The Office for Budget Responsibility, the Treasury’s independent spending watchdog, pointed out this week that the reduction in the overall spending envelope pencilled in by the chancellor this week implies that after health, education, defence and overseas aid have had their promised increases, all the other unprotected departments are now facing a 1 per cent real terms cut in the upcoming spending review.

In other words, for these public services, austerity will be back.

Moreover, it was these unprotected departments that suffered the biggest cuts in public spending during the years in which George Osborne was chancellor after 2010.

Departments such as local government, work and pensions, and transport saw their day-to-day budgets more than cut in half in real terms.

While protected departments’ budgets are set to be 10 per cent higher in real terms by the middle of this decade, the budgets of non-protected departments are apparently destined to remain almost a quarter lower on their levels in 2010.

“For those public services it will feel very much like George Osborne is still the chancellor,” says the Resolution Foundation in its post-Budget report.

The Treasury has offered a technical justification for its latest £4bn cut, claiming that it reflects lower expected inflation, and implying that departments won’t need as much cash to deliver the same level of service.

But analysts say those inflation forecasts have been badly distorted by the pandemic and that there’s no evidence departments will need any less money to meet the demands on them.

“This isn’t just a mechanical change and presenting it as such means the chancellor isn’t really levelling with people about the choices the government is making to repair the public finances,” says Paul Johnson of the Institute for Fiscal Studies.

Analysts see the £4bn-a-year cut as a means of ensuring that the government’s overall day-to-day budget is back in balance by 2024/25 on current forecasts and that the national debt is falling as a share of the economy.

In other words, to signal fiscal responsibility (by his own definition) four years into the future, the chancellor is willing to cut some important public services starting next year.

But what analysts find most alarming about that choice is the context.

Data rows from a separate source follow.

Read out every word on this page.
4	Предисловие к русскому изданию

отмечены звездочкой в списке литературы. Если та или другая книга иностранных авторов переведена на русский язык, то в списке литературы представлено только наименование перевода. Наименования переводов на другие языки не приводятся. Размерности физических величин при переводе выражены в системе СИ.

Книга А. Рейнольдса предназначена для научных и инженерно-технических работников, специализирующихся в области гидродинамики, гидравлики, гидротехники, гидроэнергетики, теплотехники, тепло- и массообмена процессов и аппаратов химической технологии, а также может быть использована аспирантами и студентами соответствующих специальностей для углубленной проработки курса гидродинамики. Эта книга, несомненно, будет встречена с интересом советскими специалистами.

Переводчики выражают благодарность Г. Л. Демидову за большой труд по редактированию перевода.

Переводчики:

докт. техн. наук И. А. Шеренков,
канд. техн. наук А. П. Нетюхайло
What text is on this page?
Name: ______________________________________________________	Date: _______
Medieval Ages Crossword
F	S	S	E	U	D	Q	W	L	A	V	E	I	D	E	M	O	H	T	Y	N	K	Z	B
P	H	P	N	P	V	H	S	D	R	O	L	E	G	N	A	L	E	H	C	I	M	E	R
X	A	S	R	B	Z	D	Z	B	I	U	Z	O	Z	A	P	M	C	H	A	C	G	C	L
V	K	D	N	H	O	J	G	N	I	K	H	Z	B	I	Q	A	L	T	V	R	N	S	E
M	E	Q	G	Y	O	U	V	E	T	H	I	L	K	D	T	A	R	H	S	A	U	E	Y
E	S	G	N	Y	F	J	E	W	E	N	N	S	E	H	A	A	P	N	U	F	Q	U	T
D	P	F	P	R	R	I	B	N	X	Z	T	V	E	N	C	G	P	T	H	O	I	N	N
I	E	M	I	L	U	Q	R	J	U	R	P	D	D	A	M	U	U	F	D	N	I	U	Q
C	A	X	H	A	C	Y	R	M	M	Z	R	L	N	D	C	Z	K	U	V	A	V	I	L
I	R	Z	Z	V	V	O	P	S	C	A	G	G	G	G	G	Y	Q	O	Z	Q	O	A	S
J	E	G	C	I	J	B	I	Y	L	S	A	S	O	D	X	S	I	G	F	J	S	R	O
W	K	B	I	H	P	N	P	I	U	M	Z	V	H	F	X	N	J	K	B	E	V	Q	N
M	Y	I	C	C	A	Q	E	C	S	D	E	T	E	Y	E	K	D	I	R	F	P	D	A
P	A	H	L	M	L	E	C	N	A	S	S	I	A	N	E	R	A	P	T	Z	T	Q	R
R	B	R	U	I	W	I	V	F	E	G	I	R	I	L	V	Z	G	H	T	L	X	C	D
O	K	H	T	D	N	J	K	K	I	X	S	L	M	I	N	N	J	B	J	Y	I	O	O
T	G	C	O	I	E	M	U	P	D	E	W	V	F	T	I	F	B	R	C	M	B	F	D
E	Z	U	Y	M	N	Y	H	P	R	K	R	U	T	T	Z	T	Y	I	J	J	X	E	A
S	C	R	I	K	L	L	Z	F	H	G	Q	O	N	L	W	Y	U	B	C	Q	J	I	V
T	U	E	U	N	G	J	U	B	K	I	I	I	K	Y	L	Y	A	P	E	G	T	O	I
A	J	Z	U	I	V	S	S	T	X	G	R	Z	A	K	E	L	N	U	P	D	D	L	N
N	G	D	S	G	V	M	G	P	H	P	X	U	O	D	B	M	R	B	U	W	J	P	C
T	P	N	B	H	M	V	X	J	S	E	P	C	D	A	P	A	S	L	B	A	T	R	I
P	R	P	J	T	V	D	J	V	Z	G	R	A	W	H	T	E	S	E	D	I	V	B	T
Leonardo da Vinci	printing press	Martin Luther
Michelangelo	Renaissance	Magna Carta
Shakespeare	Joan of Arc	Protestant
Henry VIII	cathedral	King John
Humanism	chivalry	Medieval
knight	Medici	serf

The pandemic revealed a health service with zero spare capacity and a public health system grossly unprepared in areas like PPE stockpiling.

And, as the OBR notes, the government has itself said there will be an ongoing need for vaccination infrastructure when the crisis is over.

The crisis has also ripped a hole in the education of millions of children and exposed the lethal inadequacy of our social care system.

And yet the chancellor set aside no more money for the health or education sectors this week. Nor was there any more money for local government, which largely funds social care.

All these sectors are likely to need more money as a result of the pandemic, rather than less.

“The chancellor’s medium-term spending plans simply look implausibly low,” says Mr Johnson of the IFS.

And the OBR calls the need for more money for public services “one of the most significant risks to the medium-term fiscal outlook”, implying that the chancellor might, in the end, just have to spend more on public services than his current plans.

If this is right, a return to austerity could prove not only undesirable but undeliverable too.

And there’s another lesson of the past decade of austerity: ministers can point all they like to rising overall public services spending, but when supply fails to meet rising public demand, the result is not pretty.